Action Prediction in Autism Spectrum Disorders

Autism Spectrum Disorder (ASD) is a neurodevelopmental disorder associated with
a heterogeneous set of deficits. Although many researchers have investigated
ASD over the past decades, the underlying mechanisms that cause autism are
still unclear. Recently, it has been suggested that a deficit in forming and
updating predictions about the surrounding world might be a potential mechanism
that could explain multiple of the diverse deficits associated with the
disorder. Our study focuses on investigating potential prediction deficits in
ASD with respect to predicting observed actions performed by others. Although
multiple previous studies do find prediction difficulties in individuals with
autism, especially concerning multi-step actions, other studies find
predictions of simple actions to be intact in ASD. Since the methods that have
previously been applied are very diverse and findings are mixed, we aim to
further explore this topic. To better understand potential deficits and
associated neural processes, we aim to link behavioural and neurocognitive
measures of action prediction in one experimental design, based on a previous
eye-tracking study conducted with healthy adults.

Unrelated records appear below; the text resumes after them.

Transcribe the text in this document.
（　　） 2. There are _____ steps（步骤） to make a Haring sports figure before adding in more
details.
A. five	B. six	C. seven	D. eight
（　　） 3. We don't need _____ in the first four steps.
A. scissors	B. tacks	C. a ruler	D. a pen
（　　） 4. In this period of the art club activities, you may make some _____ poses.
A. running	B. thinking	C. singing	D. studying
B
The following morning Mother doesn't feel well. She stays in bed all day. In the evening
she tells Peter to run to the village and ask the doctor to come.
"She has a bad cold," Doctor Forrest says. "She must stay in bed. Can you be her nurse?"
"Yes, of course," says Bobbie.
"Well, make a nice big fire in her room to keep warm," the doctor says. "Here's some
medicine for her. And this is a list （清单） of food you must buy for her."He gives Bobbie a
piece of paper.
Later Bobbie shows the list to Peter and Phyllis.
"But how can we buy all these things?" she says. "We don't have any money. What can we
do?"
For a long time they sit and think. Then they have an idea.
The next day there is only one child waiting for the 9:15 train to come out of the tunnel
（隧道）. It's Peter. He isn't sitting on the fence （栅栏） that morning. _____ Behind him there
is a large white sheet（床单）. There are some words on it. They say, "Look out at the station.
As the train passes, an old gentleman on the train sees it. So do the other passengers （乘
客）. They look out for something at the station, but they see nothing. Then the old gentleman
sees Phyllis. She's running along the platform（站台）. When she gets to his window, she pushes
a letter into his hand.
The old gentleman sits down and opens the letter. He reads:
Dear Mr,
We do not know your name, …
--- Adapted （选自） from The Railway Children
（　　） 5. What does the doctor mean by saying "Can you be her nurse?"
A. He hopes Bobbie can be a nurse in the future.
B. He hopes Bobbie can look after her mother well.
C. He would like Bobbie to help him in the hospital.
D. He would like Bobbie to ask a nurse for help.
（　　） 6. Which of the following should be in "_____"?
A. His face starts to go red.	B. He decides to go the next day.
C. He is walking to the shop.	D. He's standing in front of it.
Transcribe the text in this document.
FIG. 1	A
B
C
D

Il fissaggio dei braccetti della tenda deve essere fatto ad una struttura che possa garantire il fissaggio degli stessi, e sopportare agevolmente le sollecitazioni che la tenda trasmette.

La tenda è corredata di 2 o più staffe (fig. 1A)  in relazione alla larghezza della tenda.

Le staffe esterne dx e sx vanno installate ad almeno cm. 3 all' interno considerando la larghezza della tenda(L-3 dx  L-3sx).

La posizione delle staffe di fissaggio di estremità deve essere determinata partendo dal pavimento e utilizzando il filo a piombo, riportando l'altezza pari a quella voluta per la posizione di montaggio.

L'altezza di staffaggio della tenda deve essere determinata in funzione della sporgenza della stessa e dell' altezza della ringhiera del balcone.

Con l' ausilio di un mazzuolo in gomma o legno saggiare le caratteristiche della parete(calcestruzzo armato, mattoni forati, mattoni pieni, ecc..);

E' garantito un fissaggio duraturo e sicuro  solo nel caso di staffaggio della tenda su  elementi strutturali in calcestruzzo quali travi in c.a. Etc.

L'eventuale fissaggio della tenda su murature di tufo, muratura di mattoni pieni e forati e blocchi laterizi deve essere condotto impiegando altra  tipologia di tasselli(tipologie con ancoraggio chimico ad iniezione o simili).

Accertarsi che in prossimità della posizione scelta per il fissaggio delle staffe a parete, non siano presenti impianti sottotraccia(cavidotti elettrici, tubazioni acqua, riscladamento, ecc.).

The main objective of this study is to investigate whether adolescents with
ASD, compared to healthy controls, show difficulties in generating and updating
predictions about an unfolding action sequence. Using Eye-tracking (ET) and
electroencephalography (EEG), we want to investigate whether prediction
deficits in ASD are apparent across multiple domains, and we will study the
relationship between neurocognitive and behavioural measures of action
prediction.

The proposed study is a non-invasive combined ET-EEG study in which
participants are presented with visual and auditory (language) stimuli
describing a multi-step action sequence. Participants eye movements are
recorded to investigate whether anticipations of consecutive action steps, and
EEG measurements are taken to assess connectivity patterns during this action
prediction process. The computerized task is followed by a short EEG resting
state measurement as well as the administration of a set of questionnaires and
psychometric tests.

Our study requires one visit to the Donders Institute for Brain Cognition and
Behavior with a time investment of about 3 hours. We apply non-invasive common
techniques to record eye movements (using Eye-tracking) and brain activation
(using EEG), as well as minimal standardized questionnaires and psychometric
tests. The risks associated with these measurements are negligible, no adverse
events are expected, and the burden for the participants is hence considered to
be minimal.
We chose to include minors (12-18 years-old) because of several reasons. First
of all, this age group is easily accessible for our research team which will
allow us to collect a reasonable sample size. Furthermore, the developmental
trajectory of deficits in action prediction in ASD, and it*s relation to brain
connectivity, is incompletely understood and investigating adolescents within
this age range might give us important insights in this trajectory.